As I reflect on year(s) end and anticipate next year, these CIO lessons learned popped into my mind. If I had to rank the top three it would be DEI, take care of your people, and then security. Happy New Year everyone!

  1. Security – “Our Credit Score” Scan, scan, and then scan again. Every month we undergo an independent scan of all systems tallying weaknesses, vulnerabilities and risks. If our score is not in the 800s, we are not satisfied.

  2. Security – Communication and Awareness Users are a core element of enterprise security. By implementing communication and awareness campaigns we’ve reduced security risks, created a positive security culture across divisions, and enabled users to protect the department in new ways.

  3. Security – Security structures Users, data, and systems are the central elements of security. Checks and balances, segregation of duties and risks, and careful oversight measures must be consistently engineered, reviewed, and enhanced.
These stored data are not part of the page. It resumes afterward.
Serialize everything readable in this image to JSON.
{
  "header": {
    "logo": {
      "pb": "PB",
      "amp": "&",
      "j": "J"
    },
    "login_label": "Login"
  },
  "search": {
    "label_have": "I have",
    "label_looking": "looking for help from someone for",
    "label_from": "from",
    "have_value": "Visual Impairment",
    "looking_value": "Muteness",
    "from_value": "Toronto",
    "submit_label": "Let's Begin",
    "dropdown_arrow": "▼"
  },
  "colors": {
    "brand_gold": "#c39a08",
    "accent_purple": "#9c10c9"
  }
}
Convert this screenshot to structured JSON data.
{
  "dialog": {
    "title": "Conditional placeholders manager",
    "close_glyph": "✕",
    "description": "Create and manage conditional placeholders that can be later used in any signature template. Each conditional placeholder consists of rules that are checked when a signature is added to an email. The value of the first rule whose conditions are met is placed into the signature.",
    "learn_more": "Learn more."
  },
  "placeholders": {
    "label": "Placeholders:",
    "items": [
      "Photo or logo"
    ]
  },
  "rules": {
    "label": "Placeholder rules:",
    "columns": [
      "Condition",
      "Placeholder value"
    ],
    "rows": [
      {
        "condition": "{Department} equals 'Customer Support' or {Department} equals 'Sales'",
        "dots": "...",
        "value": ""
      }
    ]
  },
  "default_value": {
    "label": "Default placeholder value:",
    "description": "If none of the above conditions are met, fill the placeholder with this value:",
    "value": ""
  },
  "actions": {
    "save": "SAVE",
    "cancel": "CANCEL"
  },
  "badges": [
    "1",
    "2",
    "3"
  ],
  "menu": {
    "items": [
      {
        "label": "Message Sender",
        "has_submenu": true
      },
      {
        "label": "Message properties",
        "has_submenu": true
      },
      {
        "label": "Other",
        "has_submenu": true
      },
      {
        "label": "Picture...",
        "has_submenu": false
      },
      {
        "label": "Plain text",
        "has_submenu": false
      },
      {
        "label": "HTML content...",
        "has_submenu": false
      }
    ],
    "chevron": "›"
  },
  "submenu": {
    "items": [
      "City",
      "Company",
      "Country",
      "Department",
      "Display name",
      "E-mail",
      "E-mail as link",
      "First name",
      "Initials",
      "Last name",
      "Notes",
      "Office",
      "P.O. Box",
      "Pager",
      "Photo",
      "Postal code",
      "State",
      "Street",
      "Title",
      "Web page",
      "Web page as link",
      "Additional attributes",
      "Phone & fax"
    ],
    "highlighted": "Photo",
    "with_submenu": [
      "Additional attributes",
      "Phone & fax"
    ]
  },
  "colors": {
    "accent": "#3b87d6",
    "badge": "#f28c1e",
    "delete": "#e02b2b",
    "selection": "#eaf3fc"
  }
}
  4. Customer Experience The customer is at the core of everything we do. “If I can schedule an appointment for a haircut online, why can’t we do that in MVD too?” By asking ourselves simple questions like these we’ve transformed our customers’ experience.

  5. IT Team – our staff and our partners Recruit. Retain. Repeat. – Over the years we enacted several core strategies to ensure our commitment to our potential, our can-do attitude, and our work culture. Step away from your desk, listen to your team, and never forget - We get IT done.

  6. Modernization and other Projects Change is necessary – if your tech doesn’t stay relevant it will fail. There were some big ones over the years – retiring the old mainframe oil and gas system, reimagining property tax with GIS, a complete replacement of the State’s MVD, new revenue streams, modernizing customer experience, system enhancements and growth… all on time/within scope/on or under budget.

  7. Pandemic Response Hope was not a strategy. The ability to see the problems, find solutions and act quickly empowered us to enable a fully remote workforce, new customer channels, rapid developments and deployments, and taking care of the team – everything changed all at once. Leadership demands shifted – sometimes we spoke, sometimes we listened, sometimes the most important thing was just to be together.

  8. Security Compliance – Audits matter Security audits matter. We are subject to the requirements of the Internal Revenue service (IRS), Social Security Administration (SSA), Payment Card Industry (PCI), internal and external State audits, and our own monitoring. Passing an inspection not only matters to your peers, partners, and organization – it reflects your leadership and your teams’ efforts.

  9. Diversity, equity, and inclusion – Simply put, “our diversity + our experience = our foundation of success”

  10. Innovation – “Thinking Outside the Box” Technologists are naturally curious and always looking for new options. Encourage it! The Tax and MVD organizations have a ton of data. Thinking outside the box with that data was both fun and rewarding – here are a few examples:

  • Family Income Index Act is an innovative data mining strategy to direct additional funding to schools with concentrated poverty, which is known to contribute to low academic performance.

  • Easy Enrollment – partnering with sister agencies (good government), the NM TRD included a check box on our State’s Personal Income Tax form that allows tax payers to opt-in to a quick way to determine eligibility for Medicaid or other low-cost health insurance.

  • Pandemic era Rebates and Refunds – the NM Tax & Rev processed nearly $2B/4M rebates and refunds.

No doubt there will be more lessons in store for 2024 - Happy New Year!